Party pieces: Why the pudding of the summer is covered in hundreds and thousands

Roll up: Temper’s cheesecake cannoli

To truly enjoy an experience, stop thinking. Chef Neil Rankin knows this. At the new third branch of Temper in Covent Garden, the star dessert is a white chocolate cheesecake cannoli, topped with rainbow-coloured sprinkles. The main dishes are serious — tacos and carefully thought-through marinades. This dessert is light relief.

The multi-coloured sugary studs provoke an instant reaction. Rankin sums up their appeal: “Sprinkles are fun. I’d put them on every dish on the menu if I could.”

They are more hard-working than their appearance suggests, adds Rankin: “They add texture, colour and fun but also nostalgia.
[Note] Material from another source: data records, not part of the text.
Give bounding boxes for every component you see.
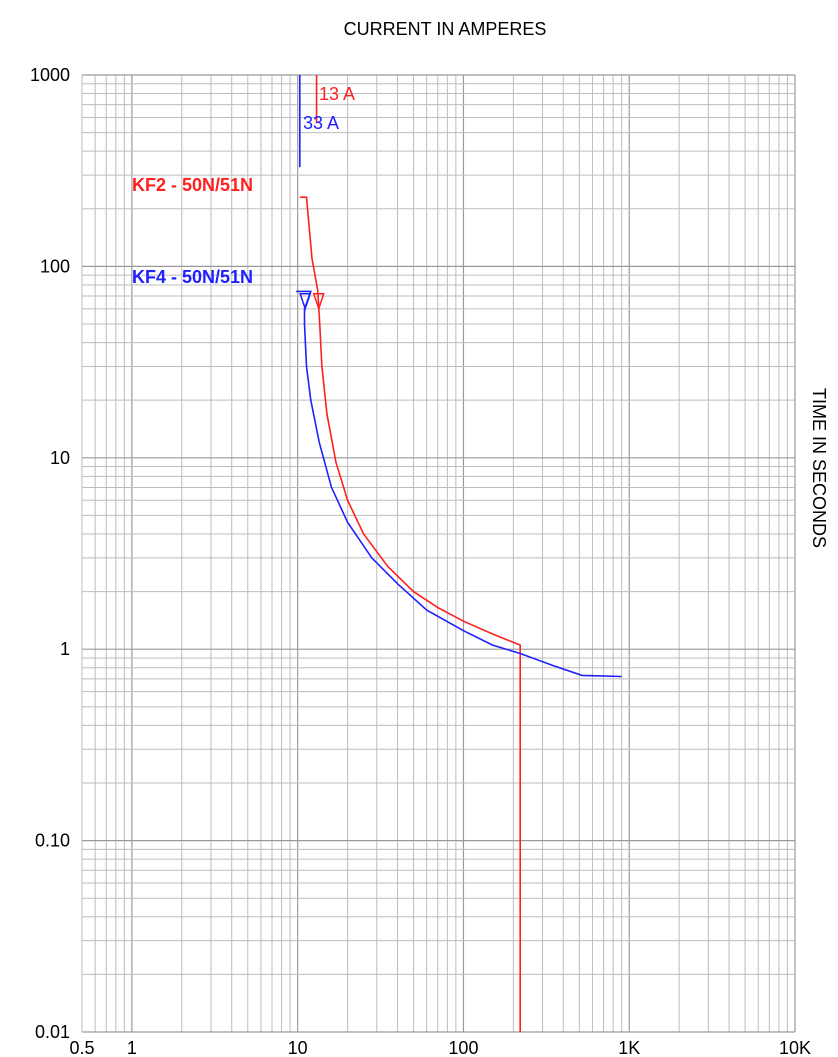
grid <box>81 74 796 1033</box>
pickup-triangle-kf2 <box>312 292 325 312</box>
x-tick-label: 1K <box>618 1038 640 1057</box>
y-tick-label: 100 <box>40 256 70 276</box>
y-tick-label: 0.10 <box>35 831 70 851</box>
x-axis-title: CURRENT IN AMPERES <box>344 19 547 39</box>
series-line-kf4 <box>296 290 622 678</box>
y-tick-label: 10 <box>50 448 70 468</box>
series-label-kf2: KF2 - 50N/51N <box>132 175 253 195</box>
y-tick-label: 1 <box>60 639 70 659</box>
y-tick-label: 0.01 <box>35 1022 70 1042</box>
x-tick-label: 100 <box>448 1038 478 1057</box>
x-tick-label: 10K <box>779 1038 811 1057</box>
pickup-label-33a: 33 A <box>303 113 339 133</box>
pickup-triangle-kf4 <box>299 292 312 312</box>
curves <box>296 196 622 1032</box>
y-axis-title: TIME IN SECONDS <box>809 388 829 548</box>
pickup-label-13a: 13 A <box>319 84 355 104</box>
series-line-kf2 <box>299 196 521 1032</box>
x-tick-label: 1 <box>127 1038 137 1057</box>
pickup-markers <box>299 75 325 312</box>
y-tick-label: 1000 <box>30 65 70 85</box>
x-tick-label: 0.5 <box>69 1038 94 1057</box>
tick-labels: 0.5 1 10 100 1K 10K 0.01 0.10 1 10 100 1000 <box>30 65 811 1057</box>
x-tick-label: 10 <box>288 1038 308 1057</box>
series-label-kf4: KF4 - 50N/51N <box>132 267 253 287</box>
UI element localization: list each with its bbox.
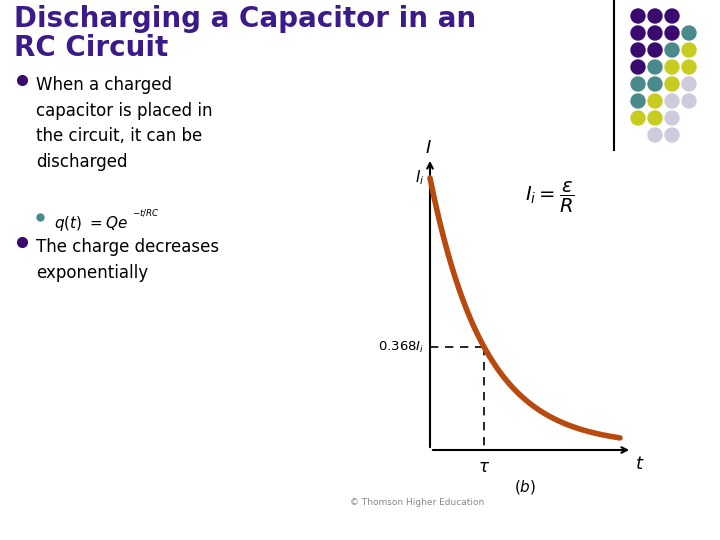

Nostalgia is more important for desserts than anything. You want to be brought back to your childhood. Sprinkles magic you there.” They also make you think of Nobbly Bobbly lollies.

The world is divided into two tribes — those who get sprinkles and those who don’t. For something so innocuously small and perky, these accoutrements can be divisive. When asked about them recently, Gordon Ramsay lashed out that “unicorns are meant for children’s tales, not food”. Fine, all the more for the rest of us.

But London is covered in sprinkles, from the hundreds and thousands on doughnuts at Ruby’s in Greenwich to birthday cake lattes at Blondies Kitchen in Selfridges, where no cake or drink is safe from sprinkles.

Some are healthier than others. Food writer Felicity Spector says: “I’m not a big fan of lurid-coloured food with tons of E numbers, although the ‘funfetti’ bakes by American food writer Molly Yeh are a lot of fun. But here, I prefer the all-natural and highly colourful ‘sprinkles’ which Magpie London uses to create its ‘birthday cake’ dessert.”

They’ve even made it to the establishment, at Fortnum & Mason, where they bedeck ice creams.

For guidance, watch the Christina Tosi episode of Chef’s Table on Netflix. The founder of Momofuku Milk Bar in Manhattan is the master of sprinkles and has got through millions since opening in 2008.

Tosi is known for her towering multi-layer cakes, which are controversially not iced so you can see the sprinkles in the sponge. Some melt into the mix, creating a tie-dye effect; sometimes they stand out intact. Their appeal lies in this unpredictability.

It’s the same at Temper, where sprinkles are scattered on and left wherever they fall. Make it rain.